Buy-now-pay-later provider, Afterpay, has reported a 97% year-on-year revenue increase to $519.2 million, with net loss shrinking to $22.9 million.
It follows a net loss of $43.8 million the previous year, and comes as Afterpay continues to accelerate its global expansion in the face of COVID19.
Active customers more than doubled during the year to 9.9 million – on average adding 17,300 new customers daily – with active merchants climbing 72% over the year to 55,400.
The company asserts it has benefited from a shift towards e-commerce and heightened online shopping prompt by home-bound consumers during the coronavirus pandemic.
“While remaining cautious in our ongoing response, it is clear that Afterpay’s predominantly e-commerce and budgeting focused service has been a net beneficiary of the significant shift to online spending and the shift away from traditional forms of credit,” states Afterpay.

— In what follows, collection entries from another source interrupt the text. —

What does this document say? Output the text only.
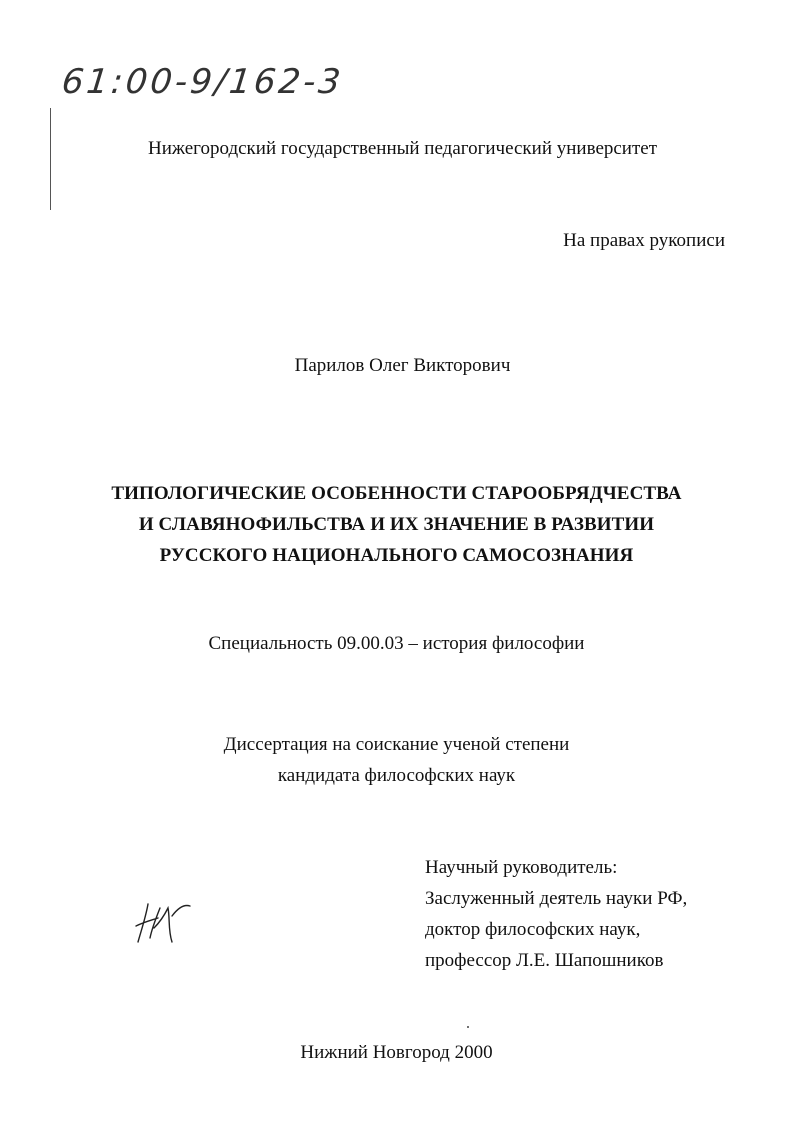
61:00-9/162-3
Нижегородский государственный педагогический университет
На правах рукописи
Парилов Олег Викторович
ТИПОЛОГИЧЕСКИЕ ОСОБЕННОСТИ СТАРООБРЯДЧЕСТВА
И СЛАВЯНОФИЛЬСТВА И ИХ ЗНАЧЕНИЕ В РАЗВИТИИ
РУССКОГО НАЦИОНАЛЬНОГО САМОСОЗНАНИЯ
Специальность 09.00.03 – история философии
Диссертация на соискание ученой степени
кандидата философских наук
Научный руководитель:
Заслуженный деятель науки РФ,
доктор философских наук,
профессор Л.Е. Шапошников
Нижний Новгород 2000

Concerning future outlook, the company adds online sales across Australia and New Zealand accelerated into July and August.
Afterpay has revealed around 90% of underlying monthly sales derive from repeat customers.
The news comes after shares in Afterpay pushed past the $90 barrier this week, more than ten times their low in March.
Last week, Afterpay announced a $800 million capital raising to fund future growth, also updating its upgraded guidance to a net transactional margin of 2.25%.
The company is on track to expand to several new Asian countries and Canada.